Meet Waterloo | South Carolina Aquarium Sea Turtle Care Center


Sep 19


Green (Chelonia mydas)

Stranding Location: Kiawah Island, SC
Arrival Date: 8/29/23
Age: Juvenile
Sex: Unknown
Weight: 3.77 kg (8.31 lbs)

Case History

Waterloo was reported to the South Carolina Department of Natural Resources (SCDNR) by a beachgoer who found the turtle stranded on the beach above the high tide line. SCDNR dispatched the Kiawah Turtle Team to retrieve the juvenile green turtle for transport to the South Carolina Aquarium Sea Turtle Care Center™ for examination and treatment.


Waterloo arrived fairly active and in decent body condition. Radiographs revealed lung symmetry and normal GI tract function. Upon physical examination, it looked like Waterloo might have recently been involved in a predator encounter, such as a shark. S/he had small, superficial rake marks on the left mid-side of the carapace (top shell) and a few rake marks and abrasions on the plastron (belly shell). The patient was given fluids, vitamins and antibiotics and was cleared to be tested in a full tank of water. Once placed in the tank, Waterloo took to the water easily and exhibited a calm demeanor, smooth breaths and was able to rest on the bottom. Within 15 minutes of being in the new tank, s/he started defecating sea grass and was clearly settling in.


The next day, Waterloo was active and bright. Staff offered a couple pieces of fish to test this patient’s appetite and s/he ate them immediately. So far, things are looking good for this young turtle.

September 15, 2023: Waterloo has been eating quickly and consistently and defecating lots of seagrass! In the wild, green sea turtles naturally eat seagrass and algae. As juveniles, they will eat a combination of seagrass and protein. Once they become fully grown adults, they will fully switch to consuming vegetation only. It’s great to see that Waterloo was eating the veggies early on, and s/he seems to appreciate our substitution of romaine lettuce and zucchini.

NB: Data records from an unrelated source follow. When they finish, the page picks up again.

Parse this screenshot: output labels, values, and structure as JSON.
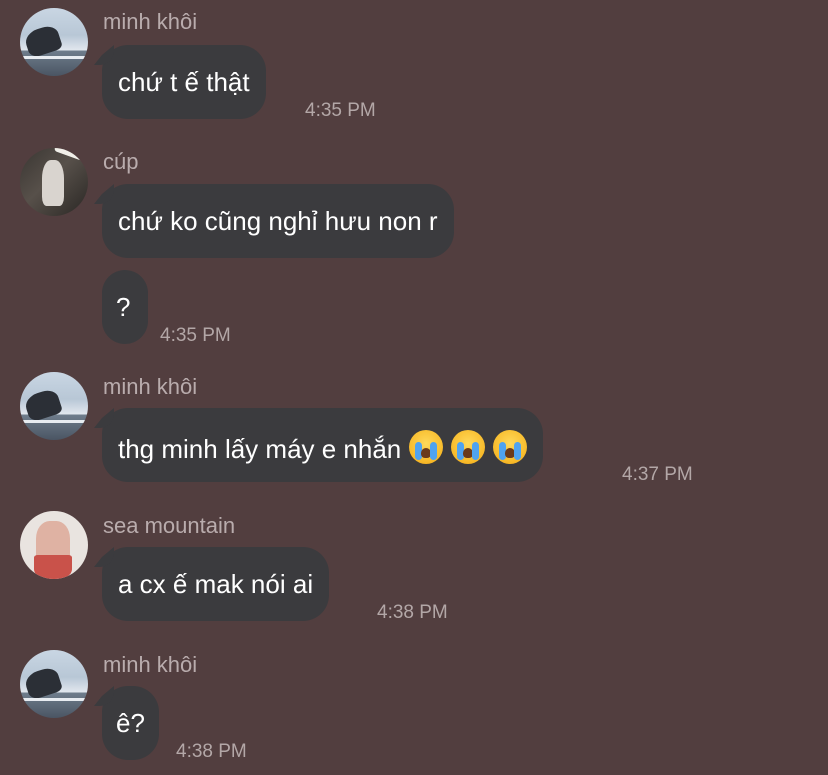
{
  "messages": [
    {
      "sender": "minh khôi",
      "bubbles": [
        "chứ t ế thật"
      ],
      "time": "4:35 PM"
    },
    {
      "sender": "cúp",
      "bubbles": [
        "chứ ko cũng nghỉ hưu non r",
        "?"
      ],
      "time": "4:35 PM"
    },
    {
      "sender": "minh khôi",
      "text": "thg minh lấy máy e nhắn",
      "emoji": [
        "crying-face",
        "crying-face",
        "crying-face"
      ],
      "time": "4:37 PM"
    },
    {
      "sender": "sea mountain",
      "bubbles": [
        "a cx ế mak nói ai"
      ],
      "time": "4:38 PM"
    },
    {
      "sender": "minh khôi",
      "bubbles": [
        "ê?"
      ],
      "time": "4:38 PM"
    }
  ],
  "colors": {
    "background": "#523e3f",
    "bubble": "#3b3b3e",
    "name": "#b9acad",
    "time": "#b3a7a7"
  }
}
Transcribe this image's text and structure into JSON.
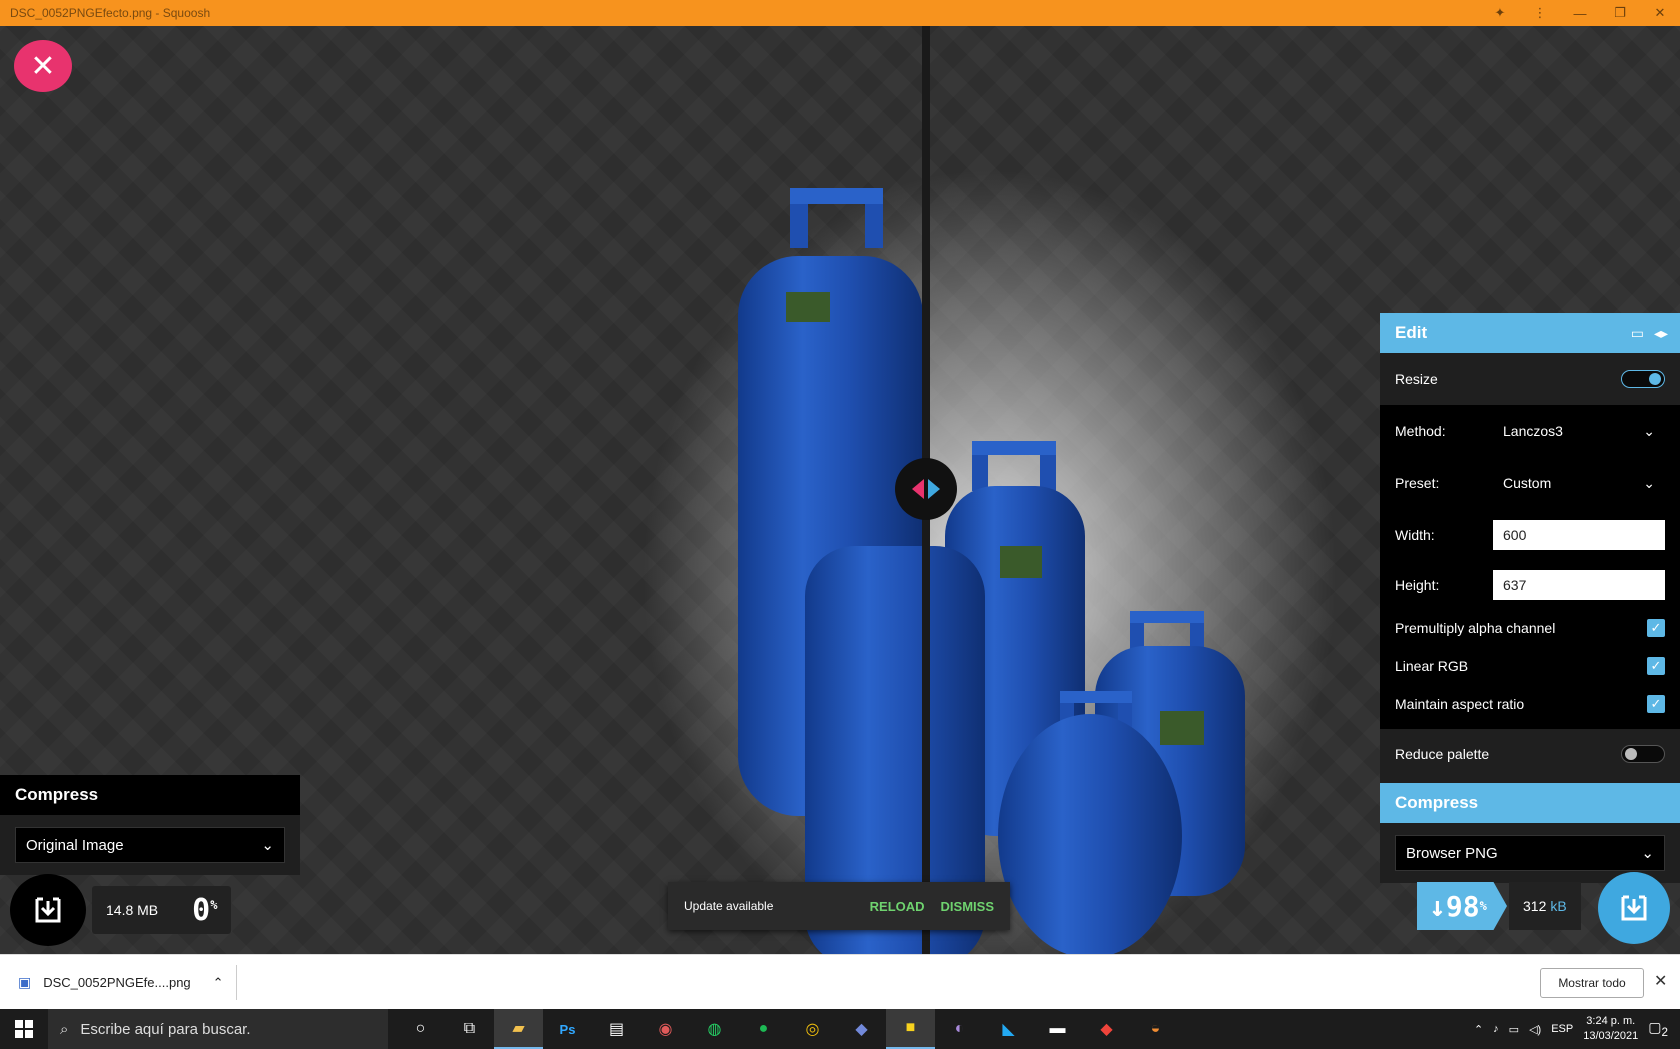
{
  "window": {
    "title": "DSC_0052PNGEfecto.png - Squoosh"
  },
  "left": {
    "section_title": "Compress",
    "method": "Original Image",
    "size": "14.8 MB",
    "percent": "0",
    "percent_sign": "%"
  },
  "edit": {
    "title": "Edit",
    "resize_label": "Resize",
    "method_label": "Method:",
    "method_value": "Lanczos3",
    "preset_label": "Preset:",
    "preset_value": "Custom",
    "width_label": "Width:",
    "width_value": "600",
    "height_label": "Height:",
    "height_value": "637",
    "premultiply_label": "Premultiply alpha channel",
    "linear_rgb_label": "Linear RGB",
    "aspect_label": "Maintain aspect ratio",
    "reduce_palette_label": "Reduce palette",
    "resize_on": true,
    "premultiply_checked": true,
    "linear_rgb_checked": true,
    "aspect_checked": true,
    "reduce_palette_on": false
  },
  "right": {
    "section_title": "Compress",
    "method": "Browser PNG",
    "arrow": "↓",
    "percent": "98",
    "percent_sign": "%",
    "size": "312",
    "size_unit": "kB"
  },
  "toast": {
    "message": "Update available",
    "reload": "RELOAD",
    "dismiss": "DISMISS"
  },
  "downloads": {
    "file": "DSC_0052PNGEfe....png",
    "show_all": "Mostrar todo"
  },
  "taskbar": {
    "search_placeholder": "Escribe aquí para buscar.",
    "language": "ESP",
    "time": "3:24 p. m.",
    "date": "13/03/2021",
    "notifications": "2"
  },
  "colors": {
    "titlebar": "#f7931e",
    "accent_blue": "#5eb8e6",
    "accent_pink": "#e8336e",
    "toast_action": "#6fd36f"
  }
}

October 15, 2023: Waterloo has made great strides this past month! S/he finished with antibiotics and we have seen progress in the healing of the rake marks and abrasions on Waterloo’s plastron.

November 15, 2023: Waterloo continues to make great strides in healing but has started to become a picky eater. S/he will eat vegetables like squash, zucchini, bell peppers and more, but will occasionally be picky about eating lettuce. Specifically, Waterloo refuses to eat any lettuce that floats on the surface of the water. We repeatedly use PVC feeders to sink the lettuce to the bottom of the tank and this has been helping!

December 15, 2023: We figured out that Waterloo does not like the red tops of red leaf lettuce, but will happily chow down on all other diet items offered. Waterloo is currently shedding some keratin. As sea turtles grow, they shed the keratin that covers their shells and skin. When the keratin sheds, the scutes (scales) beneath are lighter in color. This is a natural occurrence and the enrichment in Waterloo’s tank will allow for the keratin to be more naturally removed. We often times find this little green scratching away just like s/he would in the wild!

January 15, 2024: This past month, Waterloo has enjoyed exploring many different enrichment items! S/he has received a headtube, backscratcher, hula hoop and sea grass. Currently, the backscratcher seems to be the favorite as we can often find Waterloo scratching against it!

February 15, 2024: Waterloo has been a model patient these past few months! Waterloo was tagged earlier this month and we are awaiting bloodwork results to determine if this little green will be cleared for release!

February 26, 2024: Today Waterloo made a trip to Florida’s warmer waters and was successfully released at Little Talbot Island State Park along with nine other rehabilitated patients! Wish Waterloo the best of luck out in the big blue!